§ 31. Sir PERCY HURD (for Mr. HANBURY)
asked the Minister of Agriculture whether, in view of the serious recent outbreaks of foot-and-mouth disease in Dorsetshire, he can now make any statement as to the progress of research into the causes of this pest; and whether the Government is using all its powers to further scientific investigation?
§ Mr. ELLIOT
The Foot-and-Mouth Disease Research Committee is, I believe, doing all that is possible in the investigation of this very difficult subject. The programme of work contemplated by the Committee was recently considered by the Agricultural Research Council, and approved. The Fifth Progress Report of the Committee is expected to be available in about two months. It will deal inter alia with the work of the Committee on possible means of the introduction of infection into this country and of spread within the country, as well as with problems of immunity.
§ Sir P. HURD
Has my right hon. Friend considered the suggestion put forward for more intensive research in order to remedy this devastating disease, perhaps on some island or other isolated area?
§ Mr. ELLIOT
I have given consideration to the problem whether research on this subject can be intensified, but I have to be guided very largely by scientific experts, and the Agricultural Research Council has approved of the present course of investigation.
§ Major COLFOX
Has my right hon. Friend considered the fact that shepherds and others thrown out of employment through foot-and-mouth disease receive no compensation of any kind, and cannot something be done to help them?
§ Mr. ELLIOT
I think that special ad hoc legislation to deal with this problem itself would be rather a difficult matter, and that it should form part of a more general review.

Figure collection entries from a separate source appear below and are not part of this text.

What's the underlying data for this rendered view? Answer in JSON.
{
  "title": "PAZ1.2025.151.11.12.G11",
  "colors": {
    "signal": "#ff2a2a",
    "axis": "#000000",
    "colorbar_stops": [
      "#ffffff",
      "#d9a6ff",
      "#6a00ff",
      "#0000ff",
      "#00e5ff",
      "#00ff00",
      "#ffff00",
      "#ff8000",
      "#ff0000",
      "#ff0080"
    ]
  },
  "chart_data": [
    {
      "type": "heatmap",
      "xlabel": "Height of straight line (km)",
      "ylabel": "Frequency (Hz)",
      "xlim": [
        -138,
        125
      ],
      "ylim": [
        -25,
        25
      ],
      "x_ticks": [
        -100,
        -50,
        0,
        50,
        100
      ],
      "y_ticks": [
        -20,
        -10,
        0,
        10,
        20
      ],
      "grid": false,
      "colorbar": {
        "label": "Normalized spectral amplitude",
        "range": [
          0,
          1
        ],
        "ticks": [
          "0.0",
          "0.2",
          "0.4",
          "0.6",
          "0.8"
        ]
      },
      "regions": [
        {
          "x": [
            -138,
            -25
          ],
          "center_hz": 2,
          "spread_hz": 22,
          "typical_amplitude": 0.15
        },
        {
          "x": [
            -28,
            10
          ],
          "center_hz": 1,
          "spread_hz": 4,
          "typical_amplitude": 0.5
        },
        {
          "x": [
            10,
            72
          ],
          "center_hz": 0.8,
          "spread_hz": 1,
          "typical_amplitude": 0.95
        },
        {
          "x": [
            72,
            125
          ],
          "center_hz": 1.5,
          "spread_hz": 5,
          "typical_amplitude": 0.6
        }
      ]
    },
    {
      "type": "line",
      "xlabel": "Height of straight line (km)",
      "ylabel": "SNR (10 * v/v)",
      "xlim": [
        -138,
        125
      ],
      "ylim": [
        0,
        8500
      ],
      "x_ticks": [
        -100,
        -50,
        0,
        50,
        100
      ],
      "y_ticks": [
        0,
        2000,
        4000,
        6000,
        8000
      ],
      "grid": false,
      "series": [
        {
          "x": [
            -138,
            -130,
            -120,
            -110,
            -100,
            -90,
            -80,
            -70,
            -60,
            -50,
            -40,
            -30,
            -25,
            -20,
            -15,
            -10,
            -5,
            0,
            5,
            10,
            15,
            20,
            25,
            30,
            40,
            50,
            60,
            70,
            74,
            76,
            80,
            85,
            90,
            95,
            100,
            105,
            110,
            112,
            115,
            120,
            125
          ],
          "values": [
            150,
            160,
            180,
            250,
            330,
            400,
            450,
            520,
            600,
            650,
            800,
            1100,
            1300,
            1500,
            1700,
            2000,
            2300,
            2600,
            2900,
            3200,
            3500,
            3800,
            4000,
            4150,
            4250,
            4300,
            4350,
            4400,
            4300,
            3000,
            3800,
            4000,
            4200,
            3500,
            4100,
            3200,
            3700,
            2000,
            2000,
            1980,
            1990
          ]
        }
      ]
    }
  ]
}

§ 32. Sir P. HURD (for Mr. HANBURY)
asked the Minister of Agriculture whether he is satisfied that the policy of slaughter for foot-and-mouth disease has justified itself?
§ Mr. ELLIOT
I am circulating a statement in the OFFICIAL REPORT. I may, however, say that I am fully satisfied that the relative freedom of this country from disease could not have been maintained in the present state of knowledge other than by the slaughter of affected animals and those in contact with them.
§ Following is the statement:
§ From 1932 inclusive to the present date there have been 69 separate centres of foot-and-mouth disease in Great Britain. In 44 of these centres infection was limited to one or two farms, and in 42 centres the period of operation of the infected area restrictions did not exceed one month. In the remaining 27 centres there was some further spread of infection, but in 25 of these centres disease was completely eradicated and restrictions removed in less than two months, and in the other two centres in less than three months. These results could not have been achieved, with the present knowledge of the disease, by the adoption of any other policy than slaughter of affected animals and those 1130 in immediate contact. The operation of this policy for a number of years was examined by the Departmental Committees of 1922 and 1925 and received their approval. The only alternative to slaughter under existing conditions is a policy of isolation and treatment. The Departmental Committee which reported in 1925 strongly condemned isolation as being equivalent to the abandonment of any hope of eradicating the disease from this country, as it would necessitate the prolongation of restrictions, increase the difficulty of supervision of outbreaks, involve owners in heavy losses, and lead to the disease becoming permanently established in this country.